# İç ve Dış Tehditler > Türk Devletleri: Azerbaycan, Özbekistan, Kırgızistan, Kazakistan >  Milli Kahraman Azeri Asker Mübariz İbrahimov

## ceyda

mubariz_ibrahimov.jpg

O bir cesur yürek ; o bir Türk askeri…

O, Tekbaşına 45 Ermeni Subay ve Askerini öldürerek şehit düşen Azerbaycan Askeri Mübariz İbrahimov… Koca yüreğiyle tek başına çıktığı yolda Ermeni Sınır Karakoluna sızıp Ermenilerin silahlarıyla Ermenilere karşı 5 saat çatıştı.

Ermenilere karakolu dar eden Aslan parçası Mübariz, 45 Ermeni subay ve askerini öldürdü. Çatışmalar sonunda şehit düşen Mübariz’in cesedinden bile korktular.Ölüsünün bile ellerini bağladılar. Mübariz’i öldürdükten sonra korkudan elini bağlayan Ermeni Askeri, bir ermeni kanalındaki roportajında “Mübarizi öldürdükten sonra hemen elini bağladım. Çünkü Türk’ün ölüsünden de korkulur” dedi.

Mübariz İbrahimov

19 Haziran 2010 tarihinde gece saat 23.30 civarında Mübariz İbrahimov kimseye haber vermeden, sadece “Şehit olursam üzülmeyin. Vatan sağolsun” diye bir mektup bırakarak tekbaşına 1km mayın döşeli sınırı aşarak, Ermenistan Silahlı Kuvvetleri’nin bulunduğu karakola baskın düzenler. 45 civarında Ermeni asker ve subayını öldürür. Bir o kadar yaralı vardır. Ermeni destek kuvvetleri ile 5 saat, Ermeni silah ve mühimmatını kullanarak çarpışır…

Mübariz sabaha karşı Şehit olur.

Mübariz İbrahimov’un babası Ağakerim İbrahimov’un anlattıklarından: “Olay günü sabah erken saatlerde beni telefonla aradılar. Oğlumun eve gelip gelmediğini sordular. Hatta çok miktarda silah götürdüğünü ve araziden uzaklaştığını bildirdiler. “Ben oğlumu tanırım, sınıra doğru gidin” dedim. Daha sonra mektubunu bulmuşlar…”

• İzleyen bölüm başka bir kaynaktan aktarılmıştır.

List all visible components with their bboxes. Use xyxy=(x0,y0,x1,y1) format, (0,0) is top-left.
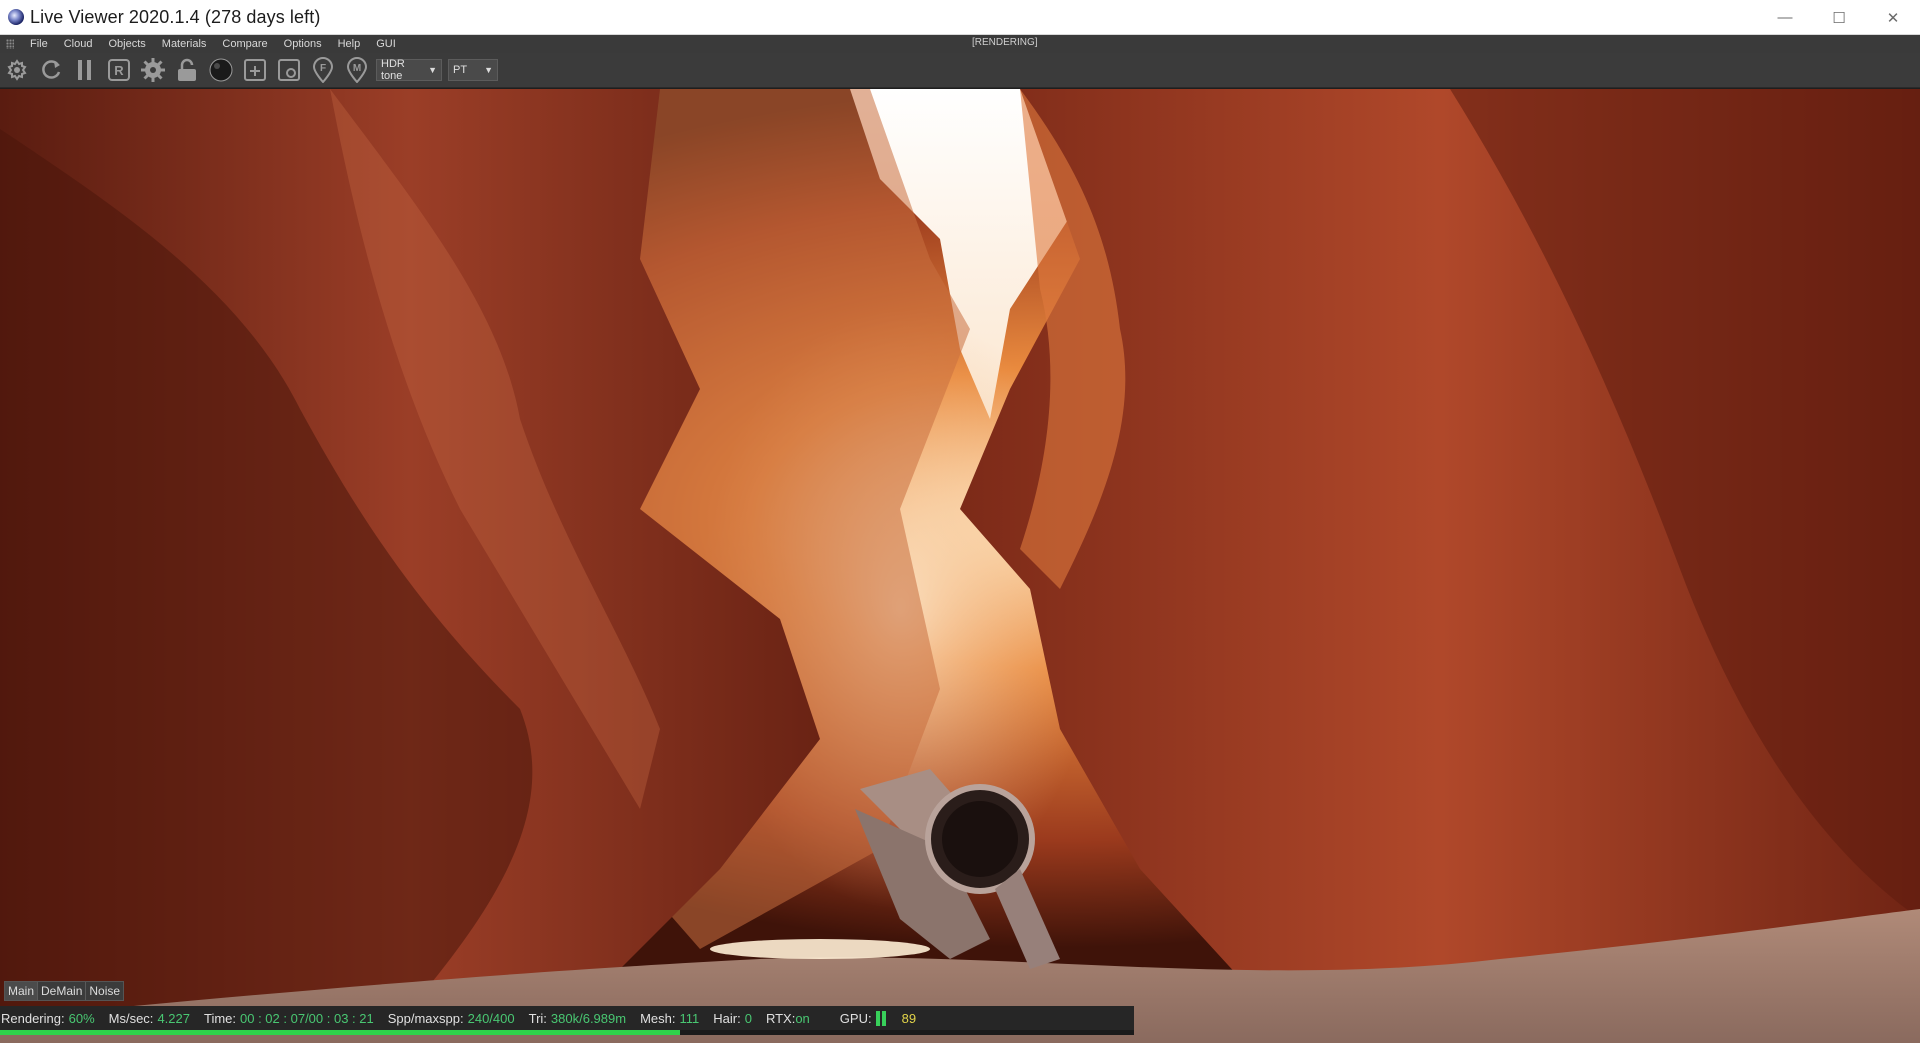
refresh-icon[interactable] xyxy=(36,55,66,85)
hair-label: Hair: xyxy=(713,1010,741,1026)
chevron-down-icon: ▼ xyxy=(428,65,437,75)
tri-value: 380k/6.989m xyxy=(550,1010,627,1026)
rtx-label: RTX: xyxy=(765,1010,796,1026)
status-rendering: Rendering: 60% xyxy=(1,1011,95,1026)
ms-sec-value: 4.227 xyxy=(157,1010,190,1026)
title-bar: Live Viewer 2020.1.4 (278 days left) — ☐… xyxy=(0,0,1920,35)
mesh-label: Mesh: xyxy=(640,1010,676,1026)
status-hair: Hair: 0 xyxy=(713,1011,752,1026)
status-rtx: RTX: on xyxy=(766,1011,810,1026)
kernel-select[interactable]: PT ▼ xyxy=(448,59,498,81)
status-ms-sec: Ms/sec: 4.227 xyxy=(109,1011,190,1026)
render-region-icon[interactable]: R xyxy=(104,55,134,85)
menu-grip-icon[interactable] xyxy=(6,39,14,49)
gpu-usage-icon xyxy=(875,1010,888,1026)
buffer-tabs: Main DeMain Noise xyxy=(4,981,125,1001)
focus-picker-icon[interactable]: F xyxy=(308,55,338,85)
gear-icon[interactable] xyxy=(138,55,168,85)
status-gpu: GPU: 89 xyxy=(839,1010,917,1026)
gpu-value: 89 xyxy=(901,1010,917,1026)
menu-cloud[interactable]: Cloud xyxy=(56,38,101,50)
lock-icon[interactable] xyxy=(172,55,202,85)
toolbar: R F M HDR tone ▼ PT ▼ xyxy=(0,53,1920,88)
menu-objects[interactable]: Objects xyxy=(100,38,153,50)
gpu-label: GPU: xyxy=(839,1010,872,1026)
buffer-tab-main[interactable]: Main xyxy=(5,982,39,1000)
status-time: Time: 00 : 02 : 07/00 : 03 : 21 xyxy=(204,1011,374,1026)
focus-picker-label: F xyxy=(320,63,326,74)
tonemap-select[interactable]: HDR tone ▼ xyxy=(376,58,442,82)
render-progress-fill xyxy=(0,1030,681,1035)
render-image xyxy=(0,89,1920,1043)
status-spp: Spp/maxspp: 240/400 xyxy=(388,1011,515,1026)
menu-help[interactable]: Help xyxy=(330,38,369,50)
tri-label: Tri: xyxy=(528,1010,547,1026)
kernel-select-value: PT xyxy=(453,64,468,76)
status-tri: Tri: 380k/6.989m xyxy=(529,1011,626,1026)
hair-value: 0 xyxy=(744,1010,752,1026)
buffer-tab-demain[interactable]: DeMain xyxy=(38,982,87,1000)
render-region-label: R xyxy=(114,63,124,78)
menu-compare[interactable]: Compare xyxy=(214,38,275,50)
menu-options[interactable]: Options xyxy=(276,38,330,50)
rtx-value: on xyxy=(795,1010,810,1026)
buffer-tab-noise[interactable]: Noise xyxy=(86,982,123,1000)
menu-gui[interactable]: GUI xyxy=(368,38,404,50)
add-buffer-icon[interactable] xyxy=(240,55,270,85)
window-controls: — ☐ ✕ xyxy=(1758,0,1920,35)
status-bar: Rendering: 60% Ms/sec: 4.227 Time: 00 : … xyxy=(0,1006,1134,1030)
window-title: Live Viewer 2020.1.4 (278 days left) xyxy=(30,6,321,27)
menu-file[interactable]: File xyxy=(22,38,56,50)
minimize-button[interactable]: — xyxy=(1758,0,1812,35)
ms-sec-label: Ms/sec: xyxy=(108,1010,154,1026)
spp-label: Spp/maxspp: xyxy=(387,1010,464,1026)
tonemap-select-value: HDR tone xyxy=(381,58,405,82)
rendering-label: Rendering: xyxy=(1,1010,65,1026)
time-value: 00 : 02 : 07/00 : 03 : 21 xyxy=(240,1010,374,1026)
clay-mode-icon[interactable] xyxy=(274,55,304,85)
render-viewport[interactable] xyxy=(0,89,1920,1043)
render-progress-bar xyxy=(0,1030,1134,1035)
close-button[interactable]: ✕ xyxy=(1866,0,1920,35)
material-picker-icon[interactable]: M xyxy=(342,55,372,85)
rendering-value: 60% xyxy=(68,1010,95,1026)
pause-icon[interactable] xyxy=(70,55,100,85)
maximize-button[interactable]: ☐ xyxy=(1812,0,1866,35)
menu-bar: File Cloud Objects Materials Compare Opt… xyxy=(0,35,1920,53)
material-sphere-icon[interactable] xyxy=(206,55,236,85)
time-label: Time: xyxy=(203,1010,237,1026)
app-logo-icon xyxy=(8,9,24,25)
menu-materials[interactable]: Materials xyxy=(154,38,215,50)
material-picker-label: M xyxy=(353,63,361,74)
mesh-value: 111 xyxy=(679,1010,700,1026)
render-status-label: [RENDERING] xyxy=(972,37,1038,48)
status-mesh: Mesh: 111 xyxy=(640,1011,699,1026)
spp-value: 240/400 xyxy=(467,1010,515,1026)
settings-sync-icon[interactable] xyxy=(2,55,32,85)
chevron-down-icon: ▼ xyxy=(484,65,493,75)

Türkiye’deki medya bu habere yer vermediği gibi, ülkemiz 50 gün sonra böyle bir olaydan haberdar ediliyor.

----------


## ceyda

ailesine yazdığı son mektupta şöyle demiştir:

" canım, atam ve anam. menden sarı darıxmayın. inşallah, cennetde görüşeceyik. menim üçün bol-bol dua edin. vetenin dar gününde artıq üreyim dözmür. allaha xatir bunu etmeliyem. en azından üreyim serinlik tapar. şehid olana dek bu şerefsizlerin üzerine gedeceyem. şehid olsam ağlamayın. eksine, sevinin ki, o mertebeye yükseldim. allaha ibadetlerinizi deqiq yerine yetirin. çoxlu sedeqe verin. seyid nevesi olaraq bunu etmeliyem. allah böyükdür. veten sağ olsun. oğlunuz mübariz. haqqınızı halal edin. "

Türkçesi ; 

Canım atam,anam.Beni merak etmeyin.İnşallah cennetde görüşeceğiz.Benim için dua edin.Vatanın dar gününde kalbim artık dayanamıyor.Allah aşkına bunu etmeliyim.En azından yüreğim sakinlik bulur.Şehit olana kadar o şerefsizlerin üzerine gideceğim.Şehit olsam ağlamayın.Tam aksine sevininki Şehit olucam.Allaha ibadetlerinizi hiç eksik etmeyin.Allah büyüktür.
Vatan sağolsun.Oğlunuz Mübariz.Hakkınızı helal edin

----------